Sumário:1. Constituem custos fiscais os que comprovadamente forem indispensáveis para a realização dos proveitos ou ganhos sujeitos a imposto ou para a manutenção da fonte produtora;
2. Não tendo a AT aceite como custo fiscal o inscrito como relativo a despesas de pessoal de certo exercício por nenhuns proveitos terem sido declarados no mesmo exercício, não pode o mesmo ter a virtualidade de poder vir a constituir um custo do exercício seguinte àquele, por invocação da impugnante da errada contabilização ao abrigo do art.º 18.º do CIRC;
3. Não tendo a impugnante, na sua impugnação, vindo colocar em causa a ilegalidade da liquidação impugnada com a fundamentação da AT que lhe subjaz, imputando-lhe qualquer erro ou vício conducente à sua anulação, não pode a mesma deixar de se manter.
Aditamento:
1
Decisão Texto Integral:Acordam, em conferência, na Secção de Contencioso Tributário (2.ª Secção) do Tribunal Central Administrativo Sul:


A. O Relatório.
1. B.........– Gestão e ..........., Lda, identificada nos autos, dizendo-se inconformada com a sentença proferida pela M. Juiz do Tribunal Administrativo e Fiscal de Almada - 2.ª Unidade Orgânica - que julgou improcedente a impugnação judicial deduzida, veio da mesma recorrer para este Tribunal formulando para tanto nas suas alegações as seguintes conclusões e que na íntegra se reproduzem:


a) De facto "no montante da liquidação dos autos não deveriam ter sido considerados rendimentos tributáveis corrigidos no montante de € 5.707,00"
b) A AF, conforme páginas 16 do seu relatório, não aceita como custos fiscais no exercício de 2001, de acordo com o número 1 do artigo 23° do CIRC: "os custos com pessoal, referentes a empregados que só entraram para o quadro de pessoal do sujeito passivo em Janeiro de 2002, no valor de € 6.913,34, mas contabilizados no ano de 2001, porque não foram indispensáveis para realização dos proveitos sujeitos a impostos do mesmo exercício".
c) Nesta situação a A.F. não devia ter lançado mão do artigo 23°, mas, antes, do artigo 18°, do mesmo diploma legal, na medida em que,
d) Estamos perante uma errónea contabilização de custos no que concerne à periodização do lucro tributável, que não um custo indevido ou não aceite; Donde,
e) O custo não aceite em 2001, cuja contabilização foi feita em desconformidade com o disposto no artigo 18°, deveria ter sido, e não foi, acrescido em 2002, pela AF - pois trata-se de ordenados de 2002, estando o contrato de franchising em vigor desde 31 de Dezembro de 2001, conforme resulta do próprio relatório.
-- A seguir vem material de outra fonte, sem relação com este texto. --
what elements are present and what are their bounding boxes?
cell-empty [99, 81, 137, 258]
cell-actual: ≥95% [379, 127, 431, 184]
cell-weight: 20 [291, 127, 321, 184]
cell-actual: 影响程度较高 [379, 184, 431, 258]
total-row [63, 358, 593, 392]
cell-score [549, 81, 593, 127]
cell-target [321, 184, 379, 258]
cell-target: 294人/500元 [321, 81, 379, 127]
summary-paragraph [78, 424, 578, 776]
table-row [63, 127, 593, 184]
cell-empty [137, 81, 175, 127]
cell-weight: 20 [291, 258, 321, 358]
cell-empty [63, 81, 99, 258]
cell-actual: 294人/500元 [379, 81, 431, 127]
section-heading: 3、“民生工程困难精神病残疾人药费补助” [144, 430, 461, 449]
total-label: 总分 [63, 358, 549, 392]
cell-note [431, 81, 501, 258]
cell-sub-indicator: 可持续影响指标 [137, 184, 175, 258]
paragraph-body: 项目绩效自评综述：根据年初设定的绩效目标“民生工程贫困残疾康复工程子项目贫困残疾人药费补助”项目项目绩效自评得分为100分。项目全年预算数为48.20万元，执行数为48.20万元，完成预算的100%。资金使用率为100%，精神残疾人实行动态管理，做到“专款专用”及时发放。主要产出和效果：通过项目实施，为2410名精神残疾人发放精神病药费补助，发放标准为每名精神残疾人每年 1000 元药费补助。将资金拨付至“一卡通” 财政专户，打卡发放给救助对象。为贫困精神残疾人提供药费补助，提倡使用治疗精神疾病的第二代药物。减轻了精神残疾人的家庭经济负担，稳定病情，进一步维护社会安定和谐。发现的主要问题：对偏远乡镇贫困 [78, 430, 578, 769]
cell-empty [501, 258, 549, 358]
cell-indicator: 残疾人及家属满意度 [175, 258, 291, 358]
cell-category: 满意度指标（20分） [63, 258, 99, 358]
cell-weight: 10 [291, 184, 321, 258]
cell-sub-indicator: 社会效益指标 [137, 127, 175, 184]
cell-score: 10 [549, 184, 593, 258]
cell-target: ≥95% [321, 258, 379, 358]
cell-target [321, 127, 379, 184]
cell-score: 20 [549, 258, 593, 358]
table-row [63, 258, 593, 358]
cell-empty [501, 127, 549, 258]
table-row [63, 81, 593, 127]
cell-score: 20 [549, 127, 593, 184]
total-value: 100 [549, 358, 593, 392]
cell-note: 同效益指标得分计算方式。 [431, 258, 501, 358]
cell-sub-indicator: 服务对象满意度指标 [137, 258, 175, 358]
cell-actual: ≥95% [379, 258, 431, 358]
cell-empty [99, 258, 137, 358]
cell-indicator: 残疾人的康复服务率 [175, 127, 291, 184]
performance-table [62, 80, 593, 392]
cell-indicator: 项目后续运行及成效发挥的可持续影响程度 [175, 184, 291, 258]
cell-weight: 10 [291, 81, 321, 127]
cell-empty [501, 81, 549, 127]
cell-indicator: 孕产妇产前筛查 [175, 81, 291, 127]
De qualquer modo,
f) Ou os custos de 2001, no entender da AF (ver folhas 17 do relatório), não concorrem para a realização dos proveitos desse ano, não os aceitando como custo final do exercício de 2002 - sendo nesse caso correcto invocar o nº1, do artigo 23°, do CIRC -, e então deveria a A.F. ter procedido à correcção dos mesmos no quadro de apuramento do lucro tributável de folhas 17, do relatório, com as devidas consequências - o que não fez.
g) Ou aqueles custos concorrem para a realização dos proveitos, e, nesse caso, deveria ser invocado o artigo 18° do CIRC, ao invés do artigo 23° do mesmo diploma, com as legais consequências - ­assunção dos mesmos em 2002, o que também não foi feito, consubstanciando, deste modo, uma ilegalidade no que tange ao apuramento do lucro tributável.
h) Assim, as operações referidas nas alíneas a) e c) do número 1 das presentes alegações, mau grado a sua correcção aritmética, as mesmas não contemplam objectivamente a realidade dos factos aqui vertida.
i) A Recorrente, nunca afirmou que não houve reporte de prejuízo quanto ao ano de 2002, o que esta afirmou foi que o valor a reportar, atento o reporte de 2001, deveria ser de € 23.520,61 - dedução parcial -, e não a totalidade do prejuízo corrigido (mal) pela AF.
j) Não foram deduzidos em 2002, os prejuízos resultantes da correcção do exercício do ano de 2001, no montante de € 7.352,14, nem poderiam ter sido, pois,
k) Atento o teor do artigo 47°, do CIRC, os prejuízos fiscais apurados em determinado exercício, poderão ser deduzidos aos lucros tributáveis, havendo-os, de um ou mais dos seis exercícios seguintes, ora,
I) No caso em apreço a matéria colectável, do ano de 2002, foi negativa, pelo que, os prejuízos do ano anterior (2001), nunca poderiam ser deduzidos em 2002; mas antes,
m) Nos precisos termos do artigo 47º do CIRC, deveriam (deverão) ser deduzidos no primeiro exercício, dentro dos seis posteriores, em que se verifique lucro tributável - ou seja em 2003.
n) E como, ao invés do valor liquidado pela AF, no que concerne à matéria tributável, a mesma é negativa, o prejuízo não deduzido na totalidade em 2003, deve transitar para 2004.
o) Deve pois ser anulada a liquidação dos autos.
p) Sendo certo que, a ter-se o entendimento da A.F., que não se tem, estavamos perante uma interpretação restritiva e contra lege do artigo 23° do CIRC, ao não aceitar como custo fiscal os custos derivados da instalação comercial ou industrial de um sujeito passivo, sempre que, aqueles tivessem lugar em período tributário anterior àquele em que houvesse lugar a proveitos.
q) Ao não ter entendido do modo como o faz a recorrente no âmbito do exposto nas presentes alegações, o Tribunal ora recorrido fez incorrecta interpretação e aplicação da Lei aos factos, violando, nomeadamente, o disposto nos artigos 18°, 23° e 47°, todos do CIRC.
Termos em que,
Deve ser dado provimento ao presente recurso, revogando­se a douta sentença recorrida, e substituindo-se a mesma por outra que, acolhendo as razões da recorrente, julgue procedente a impugnação deduzida pela mesma, anulando totalmente a liquidação dos autos, com as legais consequências.
Assim se fará Justiça.


Foi admitido o recurso para subir imediatamente, nos próprios autos e no efeito meramente devolutivo.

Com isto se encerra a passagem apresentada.